18 A STAT-5 phosphorylation assay was used to gauge IL-7 responsiveness in CD4+ and CD8+ cells. The increase of the percentage of P-STAT-5 cells, and an example of constitutive P-STAT-5 and IL-7-induced P-STAT-5, in HD and NHP are shown in Fig. 5(a,b). In NHPs, (n = 15) 84·4 ± 10·8% and 60·6 ± 12% of CD4+ and CD8+ cells showed an increase of P-STAT-5 cells in response to IL-7 stimulation. Similar numbers were obtained in PBMCs from HDs (n = 10): 87·6 ± 7·6% and 62·3 ± 15·4% in CD4+ and Barasertib solubility dmso CD8+
cells, respectively. CD4+ and CD8+ subsets showed comparable responses to IL-7 stimulation as measured by STAT-5 phosphorylation in NHPs and HDs. In HDs and NHPs more CD4+ cells than CD8+ cells showed STAT-5 phosphorylation (consistent with higher levels of IL-7Rα expression on CD4+ T cells) but the amplitude (measured by MFI) was not statistically different between CD4+ and CD8+ cells.

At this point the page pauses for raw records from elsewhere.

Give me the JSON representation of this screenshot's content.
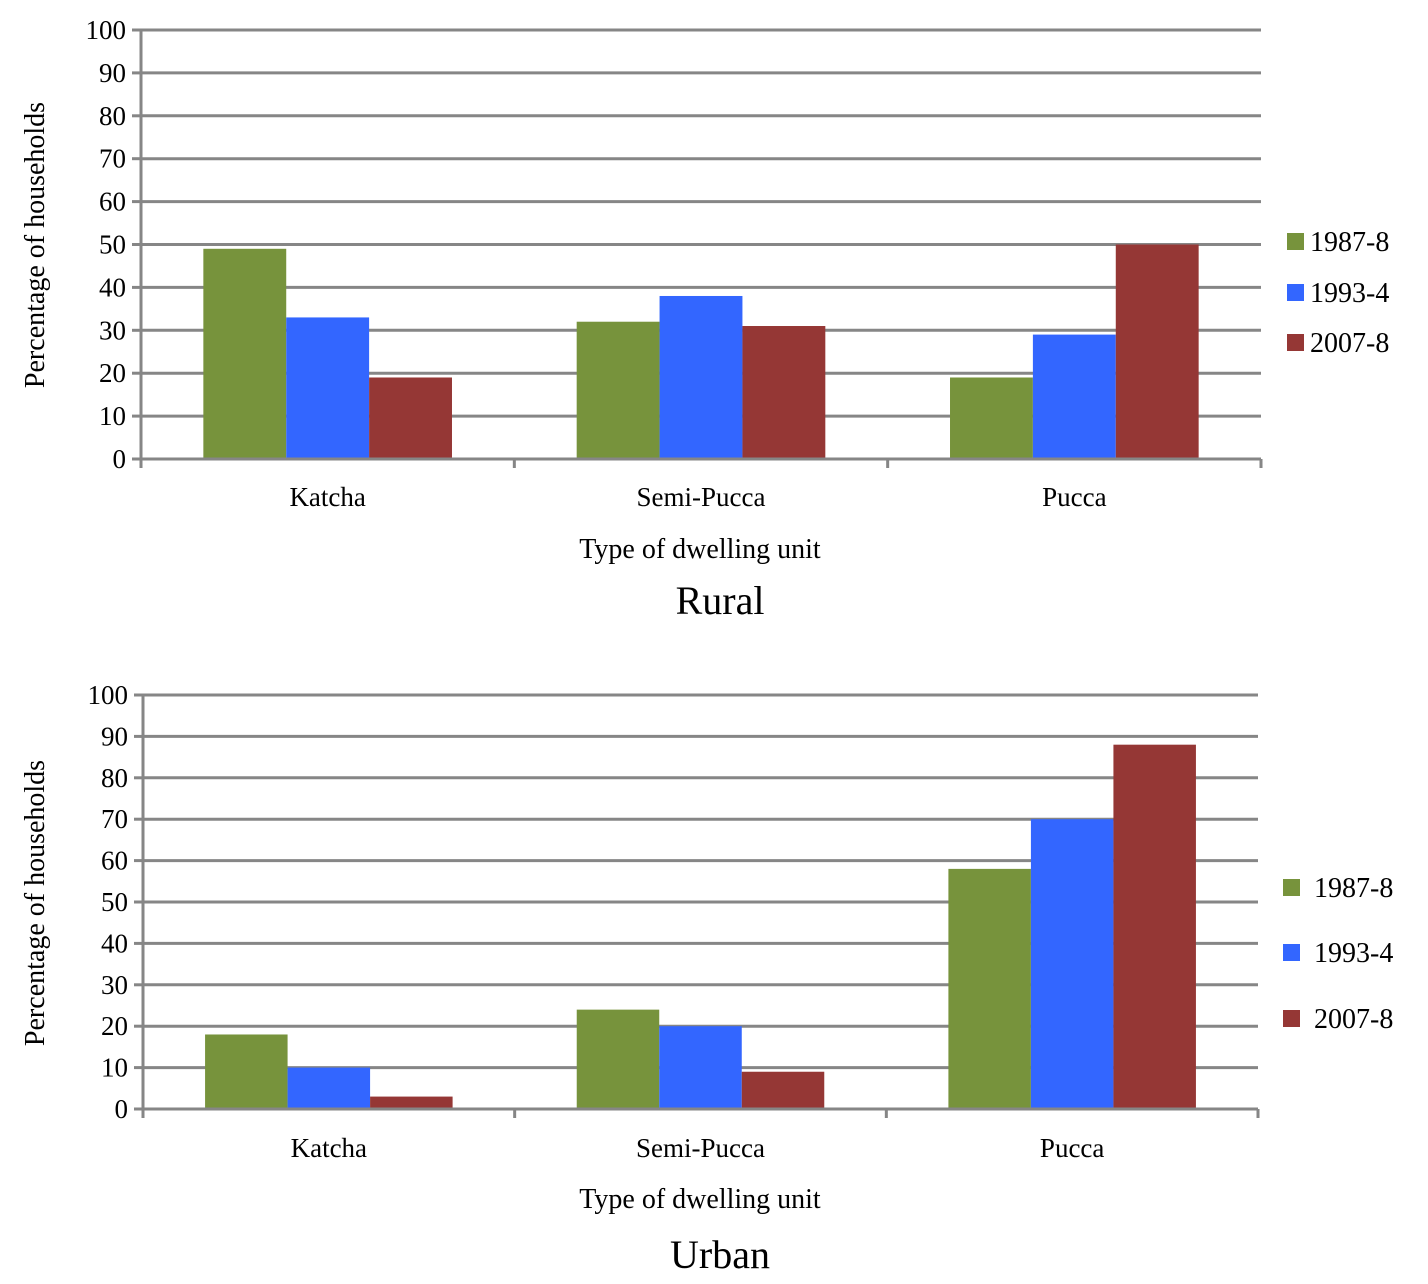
{
  "chart_data": [
    {
      "type": "bar",
      "title": "Rural",
      "xlabel": "Type of dwelling unit",
      "ylabel": "Percentage of households",
      "ylim": [
        0,
        100
      ],
      "yticks": [
        "0",
        "10",
        "20",
        "30",
        "40",
        "50",
        "60",
        "70",
        "80",
        "90",
        "100"
      ],
      "categories": [
        "Katcha",
        "Semi-Pucca",
        "Pucca"
      ],
      "series": [
        {
          "name": "1987-8",
          "color": "#77933c",
          "values": [
            49,
            32,
            19
          ]
        },
        {
          "name": "1993-4",
          "color": "#3366ff",
          "values": [
            33,
            38,
            29
          ]
        },
        {
          "name": "2007-8",
          "color": "#953735",
          "values": [
            19,
            31,
            50
          ]
        }
      ],
      "grid": true,
      "legend": "right"
    },
    {
      "type": "bar",
      "title": "Urban",
      "xlabel": "Type of dwelling unit",
      "ylabel": "Percentage of households",
      "ylim": [
        0,
        100
      ],
      "yticks": [
        "0",
        "10",
        "20",
        "30",
        "40",
        "50",
        "60",
        "70",
        "80",
        "90",
        "100"
      ],
      "categories": [
        "Katcha",
        "Semi-Pucca",
        "Pucca"
      ],
      "series": [
        {
          "name": "1987-8",
          "color": "#77933c",
          "values": [
            18,
            24,
            58
          ]
        },
        {
          "name": "1993-4",
          "color": "#3366ff",
          "values": [
            10,
            20,
            70
          ]
        },
        {
          "name": "2007-8",
          "color": "#953735",
          "values": [
            3,
            9,
            88
          ]
        }
      ],
      "grid": true,
      "legend": "right"
    }
  ]
}
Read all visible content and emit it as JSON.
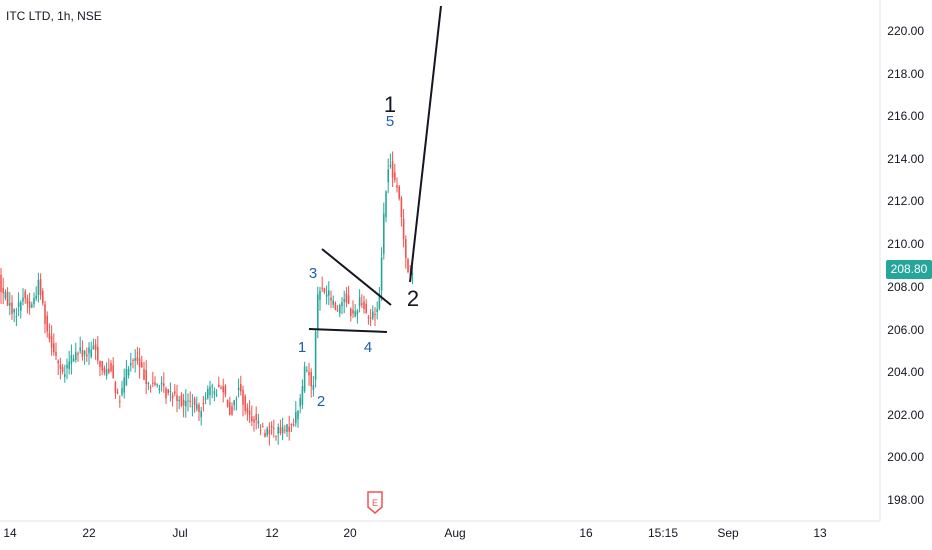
{
  "symbol": {
    "title": "ITC LTD, 1h, NSE"
  },
  "price_axis": {
    "ticks": [
      "220.00",
      "218.00",
      "216.00",
      "214.00",
      "212.00",
      "210.00",
      "208.00",
      "206.00",
      "204.00",
      "202.00",
      "200.00",
      "198.00"
    ],
    "current_price": "208.80"
  },
  "time_axis": {
    "ticks": [
      "14",
      "22",
      "Jul",
      "12",
      "20",
      "Aug",
      "16",
      "15:15",
      "Sep",
      "13"
    ]
  },
  "wave_labels": {
    "major_1": "1",
    "major_2": "2",
    "minor_1": "1",
    "minor_2": "2",
    "minor_3": "3",
    "minor_4": "4",
    "minor_5": "5"
  },
  "earnings_marker": {
    "label": "E"
  },
  "colors": {
    "up": "#26a69a",
    "down": "#ef5350",
    "wave_blue": "#1e5fb4",
    "axis_text": "#131722",
    "separator": "#e0e3eb"
  },
  "chart_data": {
    "type": "candlestick",
    "interval": "1h",
    "ylim": [
      197.5,
      221.5
    ],
    "x_tick_labels": [
      "14",
      "22",
      "Jul",
      "12",
      "20",
      "Aug",
      "16",
      "15:15",
      "Sep",
      "13"
    ],
    "y_tick_labels": [
      "220.00",
      "218.00",
      "216.00",
      "214.00",
      "212.00",
      "210.00",
      "208.00",
      "206.00",
      "204.00",
      "202.00",
      "200.00",
      "198.00"
    ],
    "last_price": 208.8,
    "price_path": [
      [
        0,
        208.3
      ],
      [
        8,
        207.7
      ],
      [
        16,
        207.0
      ],
      [
        24,
        207.9
      ],
      [
        32,
        207.3
      ],
      [
        40,
        208.5
      ],
      [
        48,
        206.3
      ],
      [
        56,
        205.3
      ],
      [
        64,
        204.1
      ],
      [
        72,
        205.0
      ],
      [
        80,
        205.3
      ],
      [
        88,
        205.2
      ],
      [
        96,
        205.5
      ],
      [
        104,
        204.3
      ],
      [
        112,
        204.6
      ],
      [
        120,
        202.9
      ],
      [
        128,
        204.5
      ],
      [
        136,
        205.0
      ],
      [
        144,
        204.3
      ],
      [
        152,
        203.7
      ],
      [
        160,
        203.8
      ],
      [
        168,
        203.3
      ],
      [
        176,
        203.4
      ],
      [
        184,
        202.9
      ],
      [
        192,
        203.0
      ],
      [
        200,
        202.5
      ],
      [
        208,
        203.5
      ],
      [
        216,
        203.5
      ],
      [
        224,
        203.7
      ],
      [
        232,
        202.4
      ],
      [
        240,
        203.7
      ],
      [
        248,
        202.4
      ],
      [
        256,
        202.2
      ],
      [
        264,
        201.6
      ],
      [
        272,
        201.7
      ],
      [
        280,
        201.6
      ],
      [
        288,
        201.7
      ],
      [
        296,
        202.2
      ],
      [
        302,
        203.2
      ],
      [
        306,
        204.6
      ],
      [
        310,
        204.3
      ],
      [
        314,
        203.3
      ],
      [
        316,
        205.8
      ],
      [
        318,
        207.7
      ],
      [
        322,
        208.2
      ],
      [
        330,
        207.9
      ],
      [
        338,
        207.2
      ],
      [
        346,
        207.9
      ],
      [
        354,
        206.9
      ],
      [
        362,
        207.8
      ],
      [
        370,
        206.8
      ],
      [
        376,
        207.1
      ],
      [
        380,
        207.5
      ],
      [
        384,
        211.0
      ],
      [
        388,
        213.5
      ],
      [
        392,
        213.9
      ],
      [
        396,
        213.0
      ],
      [
        400,
        212.4
      ],
      [
        404,
        211.0
      ],
      [
        408,
        209.2
      ],
      [
        412,
        208.7
      ],
      [
        414,
        208.8
      ]
    ],
    "annotations": {
      "trend_line": [
        [
          410,
          208.0
        ],
        [
          441,
          221.5
        ]
      ],
      "triangle_upper": [
        [
          322,
          209.7
        ],
        [
          391,
          207.2
        ]
      ],
      "triangle_lower": [
        [
          309,
          206.0
        ],
        [
          387,
          205.8
        ]
      ],
      "wave_points": {
        "1_major": [
          390,
          216.3
        ],
        "2_major": [
          413,
          207.6
        ],
        "minor_1": [
          302,
          205.1
        ],
        "minor_2": [
          320,
          202.6
        ],
        "minor_3": [
          313,
          208.9
        ],
        "minor_4": [
          368,
          205.0
        ],
        "minor_5": [
          390,
          215.2
        ]
      }
    }
  }
}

The presence of regulatory cells was assessed by expression analysis of CD25 and FoxP3 in the CD4+, CD8+ and CD4+ CD8+ T-cell compartments (gating strategy see Supplementary Fig. S2). In NHPs, the
CD4+ T-cell compartment showed the following frequencies: 16·5% (median values) were CD25intermediate (CD25interm.) and 0·5% stained for CD25bright; in CD4+ CD8+ T cells: 19·6% cells were CD25interm. and 1·4% were CD25bright; in CD8+ T cells: 1% were CD25interm. and 0·07% CD25bright (Table 2). Compared with HDs, higher frequencies of CD4+ CD25interm. T cells and CD4+ CD8+ CD25interm./bright,
and CD8+ CD25bright T cells (21%) were detected in PBMCs from NHPs. Analysis selleckchem of FoxP3 expression in the different CD25+/− T-cell compartments showed that the majority of CD25bright T cells in NHPs were FoxP3+ (87·5% of CD4+ and 76% of CD4+ CD8+ and CD8+ T cells), whereas either only 10–20% of CD25interm. T cells showed FoxP3 expression (Fig. 6a). In contrast, almost no FoxP3 expression could be observed in human CD4+ CD8+ CD8+ T cells that exhibited the CD25interm. phenotype. Analysis of PBMCs from four of eight HDs showed that CD4+ CD8+ and CD8+ T cells, which displayed a CD25bright phenotype, stained also positive for FoxP3. In summary, statistically higher frequencies (P ≤ 0·05) of CD4+/− CD25interm.FoxP3+/−, CD4± CD8± CD25interm./high FoxP3+/− and CD8± CD25interm./high FoxP3+/− were detected in NHPs than in HDs. Expression of the IL-7Rα on NHP CD25bright T cells was inversely correlated with expression of FoxP3, which is similar to the situation described in humans.25 More than 90% of NHP CD4+ CD8+ CD25interm./bright FoxP3+ T-cell subsets did not express the IL-7Rα, whereas the majority of CD4+ CD8+ CD25+/− FoxP3− (33–67%) were positive for IL-7Rα (% of IL-7Rα expression is shown for CD4+ T cells in Fig. 6b). The same trend was observed in HDs. However, 9% of human CD4+ CD25bright FoxP3+ T cells expressed the IL-7Rα (Fig. 6b), this was not true for the same T-cell subset in NHPs (3·8%).